If you run in real life (you lazy bastard), you don’t really notice your head bobbing and shaking, right? You’re thinking about stuff like your breathing and stamina, whether there’s a clear path in front of your feet, and maybe the keys in your pocket. At no point do you look around and say, “Holy cow, I can barely see! Why is everything shaking?” It won’t be a surprise to you, because you actually feel the shake in your bones; you dictate the rythm of your own steps; you are doing the physical activity, so your body compensates and keeps you in synchronization. You don’t need to simulate shaking, because it actually feels less realistic than having none at all.
Pop quiz: what part of your body is responsible for giving you a sense of balance and equilibrium? Answer: your inner ear! And did you know that your inner ears are in no way connected to the videogame you’re playing? It’s true! Scientifically speaking, the disconnect between the movement your eyes are seeing (and are thus telling your brain) and what your inner ears are sensing (nothing, because you’re just sitting in your chair) is what causes motion sickness. The bigger the disconnect, the more severe the motion sickness. It’s impossible to become fully adjusted to this, although there are plenty of people with a higher tolerance than I, but the fact remains that this is why the vast majority of (good) action games don’t bother to jostle the camera too much.

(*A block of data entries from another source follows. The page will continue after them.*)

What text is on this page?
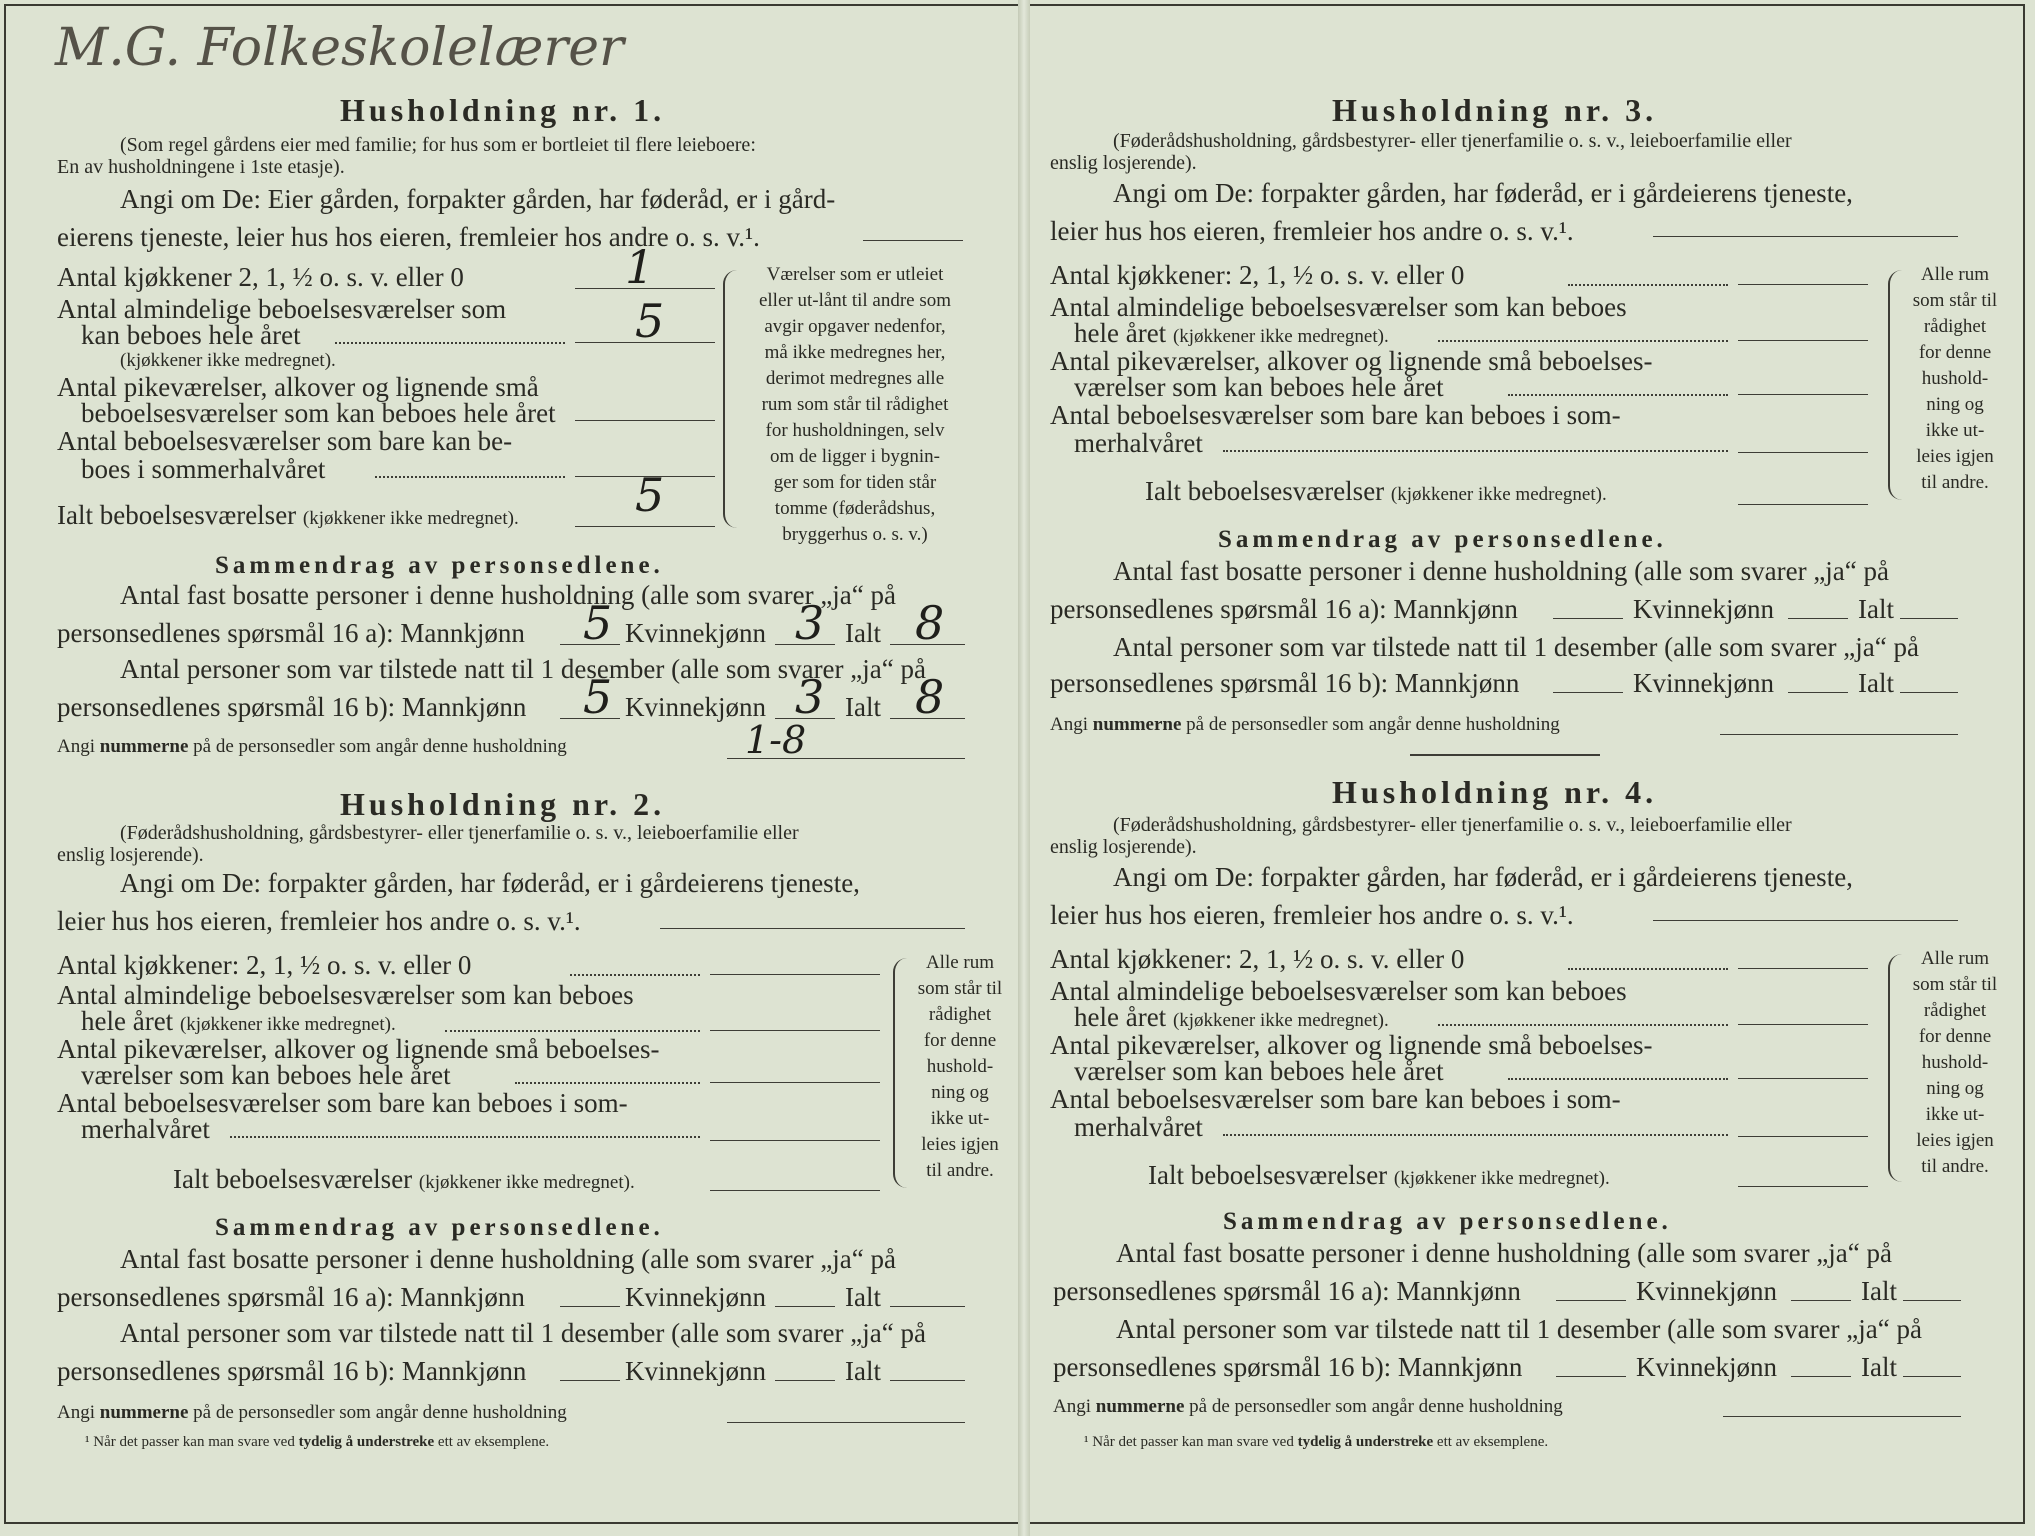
M.G. Folkeskolelærer
Husholdning nr. 1.
(Som regel gårdens eier med familie; for hus som er bortleiet til flere leieboere:
En av husholdningene i 1ste etasje).
Angi om De: Eier gården, forpakter gården, har føderåd, er i gård-
eierens tjeneste, leier hus hos eieren, fremleier hos andre o. s. v.¹.
Antal kjøkkener 2, 1, ½ o. s. v. eller 0	1
Antal almindelige beboelsesværelser som
kan beboes hele året	5
(kjøkkener ikke medregnet).
Antal pikeværelser, alkover og lignende små
beboelsesværelser som kan beboes hele året
Antal beboelsesværelser som bare kan be-
boes i sommerhalvåret
Ialt beboelsesværelser (kjøkkener ikke medregnet).	5
Værelser som er utleiet
eller ut-lånt til andre som
avgir opgaver nedenfor,
må ikke medregnes her,
derimot medregnes alle
rum som står til rådighet
for husholdningen, selv
om de ligger i bygnin-
ger som for tiden står
tomme (føderådshus,
bryggerhus o. s. v.)
Sammendrag av personsedlene.
Antal fast bosatte personer i denne husholdning (alle som svarer „ja“ på
personsedlenes spørsmål 16 a): Mannkjønn 5 Kvinnekjønn 3 Ialt 8
Antal personer som var tilstede natt til 1 desember (alle som svarer „ja“ på
personsedlenes spørsmål 16 b): Mannkjønn 5 Kvinnekjønn 3 Ialt 8
Angi nummerne på de personsedler som angår denne husholdning	1-8
Husholdning nr. 2.
(Føderådshusholdning, gårdsbestyrer- eller tjenerfamilie o. s. v., leieboerfamilie eller
enslig losjerende).
Angi om De: forpakter gården, har føderåd, er i gårdeierens tjeneste,
leier hus hos eieren, fremleier hos andre o. s. v.¹.
Antal kjøkkener: 2, 1, ½ o. s. v. eller 0
Antal almindelige beboelsesværelser som kan beboes
hele året (kjøkkener ikke medregnet).
Antal pikeværelser, alkover og lignende små beboelses-
værelser som kan beboes hele året
Antal beboelsesværelser som bare kan beboes i som-
merhalvåret
Ialt beboelsesværelser (kjøkkener ikke medregnet).
Alle rum
som står til
rådighet
for denne
hushold-
ning og
ikke ut-
leies igjen
til andre.
Sammendrag av personsedlene.
Antal fast bosatte personer i denne husholdning (alle som svarer „ja“ på
personsedlenes spørsmål 16 a): Mannkjønn	Kvinnekjønn	Ialt
Antal personer som var tilstede natt til 1 desember (alle som svarer „ja“ på
personsedlenes spørsmål 16 b): Mannkjønn	Kvinnekjønn	Ialt
Angi nummerne på de personsedler som angår denne husholdning
¹ Når det passer kan man svare ved tydelig å understreke ett av eksemplene.
Husholdning nr. 3.
(Føderådshusholdning, gårdsbestyrer- eller tjenerfamilie o. s. v., leieboerfamilie eller
enslig losjerende).
Angi om De: forpakter gården, har føderåd, er i gårdeierens tjeneste,
leier hus hos eieren, fremleier hos andre o. s. v.¹.
Antal kjøkkener: 2, 1, ½ o. s. v. eller 0
Antal almindelige beboelsesværelser som kan beboes
hele året (kjøkkener ikke medregnet).
Antal pikeværelser, alkover og lignende små beboelses-
værelser som kan beboes hele året
Antal beboelsesværelser som bare kan beboes i som-
merhalvåret
Ialt beboelsesværelser (kjøkkener ikke medregnet).
Alle rum
som står til
rådighet
for denne
hushold-
ning og
ikke ut-
leies igjen
til andre.
Sammendrag av personsedlene.
Antal fast bosatte personer i denne husholdning (alle som svarer „ja“ på
personsedlenes spørsmål 16 a): Mannkjønn	Kvinnekjønn	Ialt
Antal personer som var tilstede natt til 1 desember (alle som svarer „ja“ på
personsedlenes spørsmål 16 b): Mannkjønn	Kvinnekjønn	Ialt
Angi nummerne på de personsedler som angår denne husholdning
Husholdning nr. 4.
(Føderådshusholdning, gårdsbestyrer- eller tjenerfamilie o. s. v., leieboerfamilie eller
enslig losjerende).
Angi om De: forpakter gården, har føderåd, er i gårdeierens tjeneste,
leier hus hos eieren, fremleier hos andre o. s. v.¹.
Antal kjøkkener: 2, 1, ½ o. s. v. eller 0
Antal almindelige beboelsesværelser som kan beboes
hele året (kjøkkener ikke medregnet).
Antal pikeværelser, alkover og lignende små beboelses-
værelser som kan beboes hele året
Antal beboelsesværelser som bare kan beboes i som-
merhalvåret
Ialt beboelsesværelser (kjøkkener ikke medregnet).
Alle rum
som står til
rådighet
for denne
hushold-
ning og
ikke ut-
leies igjen
til andre.
Sammendrag av personsedlene.
Antal fast bosatte personer i denne husholdning (alle som svarer „ja“ på
personsedlenes spørsmål 16 a): Mannkjønn	Kvinnekjønn	Ialt
Antal personer som var tilstede natt til 1 desember (alle som svarer „ja“ på
personsedlenes spørsmål 16 b): Mannkjønn	Kvinnekjønn	Ialt
Angi nummerne på de personsedler som angår denne husholdning
¹ Når det passer kan man svare ved tydelig å understreke ett av eksemplene.
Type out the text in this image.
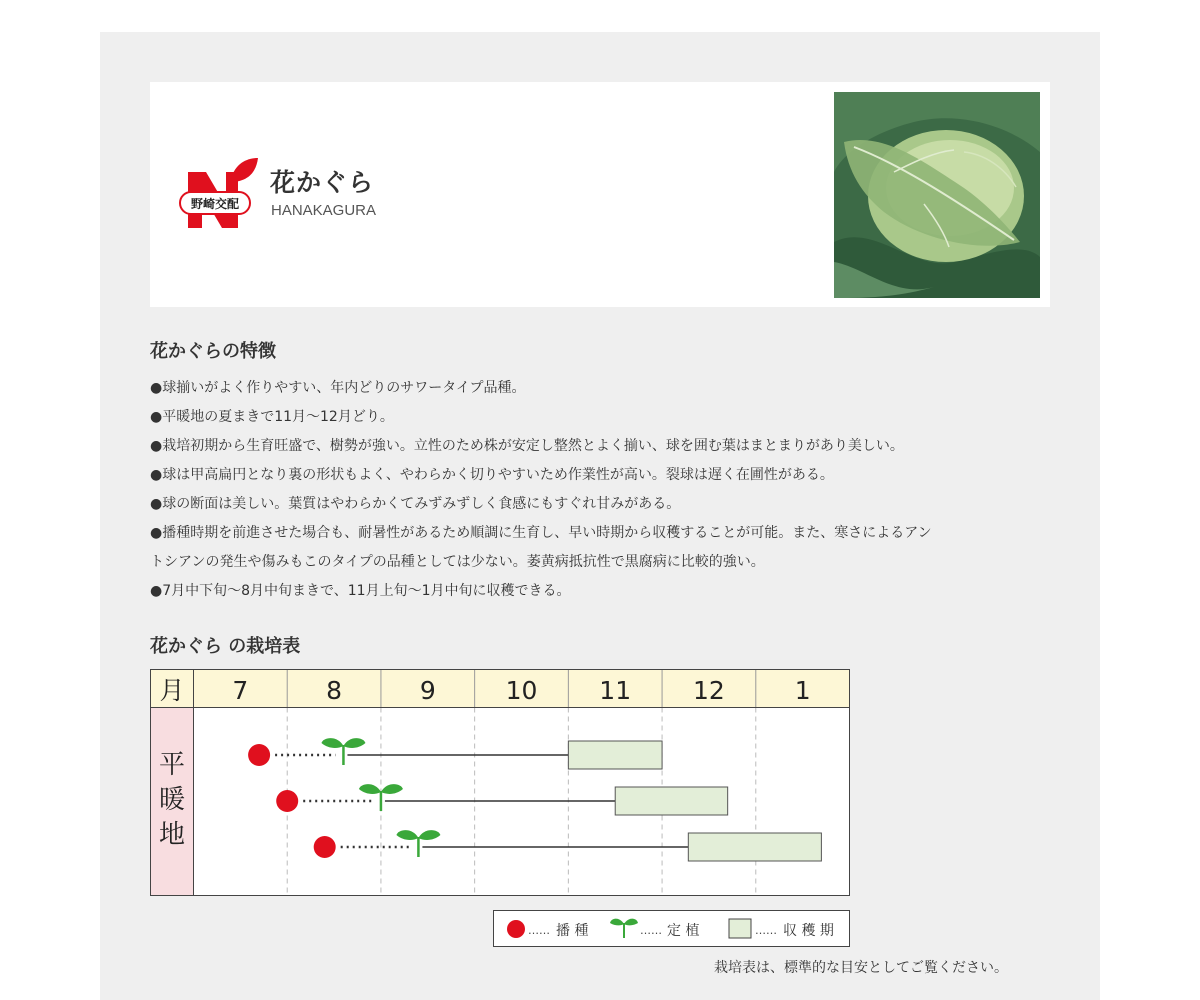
野崎交配
花かぐら
HANAKAGURA
花かぐらの特徴
●球揃いがよく作りやすい、年内どりのサワータイプ品種。
●平暖地の夏まきで11月〜12月どり。
●栽培初期から生育旺盛で、樹勢が強い。立性のため株が安定し整然とよく揃い、球を囲む葉はまとまりがあり美しい。
●球は甲高扁円となり裏の形状もよく、やわらかく切りやすいため作業性が高い。裂球は遅く在圃性がある。
●球の断面は美しい。葉質はやわらかくてみずみずしく食感にもすぐれ甘みがある。
●播種時期を前進させた場合も、耐暑性があるため順調に生育し、早い時期から収穫することが可能。また、寒さによるアン
トシアンの発生や傷みもこのタイプの品種としては少ない。萎黄病抵抗性で黒腐病に比較的強い。
●7月中下旬〜8月中旬まきで、11月上旬〜1月中旬に収穫できる。
花かぐら の栽培表
月 7	8	9	10 11 12	1
平
暖
地
…… 播 種	…… 定 植	…… 収 穫 期
栽培表は、標準的な目安としてご覧ください。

Now you may argue that major series like Gears of War or Call of Duty, with their shaky cameras and sprint buttons, have proven this wrong. But you are wrong! Those games are popular in spite of the camera handling, not because of it. If you removed the camera shake from them, they would be much better.
Another problem will be a lack of awareness.
Most FPS games have such limited forms of movement that this isn’t an issue, but whenever a “first person” view requires you to keep track of complex movements or stay aware of your surroundings, you’ll notice players whipping their camera around violently and constantly. Again, since videogames can’t do justice to something like perhipheral vision, the player must do extra work. I’ve always likened the first person view to wearing a space helmet: you need to pivot your neck to see anything, instead of having the full range of vision. So in a game with as much mobility as Brink, you can expect a lot of head-whipping. It’s a problem that’s subtle and common enough that most players won’t complain about it, but it’s a problem nonethless.
How do you solve such a problem? The answer is simple. Switch to “third person view” in moments where you need to be more aware of what your character is doing or his surroundings. I point to the upcoming Deus Ex: Human Revolution as a prime example. While doing melee attacks or taking cover, the game smoothly transitions from one perspective to another. It’s so elegant and intuitive that you don’t even notice—and this is how you can add platformer/action elements to an FPS.
So there you have it. In the end, Brink bites off more than it can chew and stumbles under the weight of its own pretentiousness. It takes elements from a lot of popular games, but fails to recognize the more subtle reasons why they work in those games. And because dumb players also won’t have the insight to know what’s wrong, and thanks to the constant Skinner Box incentives and chaotic gameplay, few will be able to pinpoint the problems or admit to it. When it’s released, many will be lured in by its distinct visuals, but soon enough the problems will surface and the gameplay will stagnate, and Brink‘s marketing savvy will be just enough to keep it afloat. That’s my prediction at least.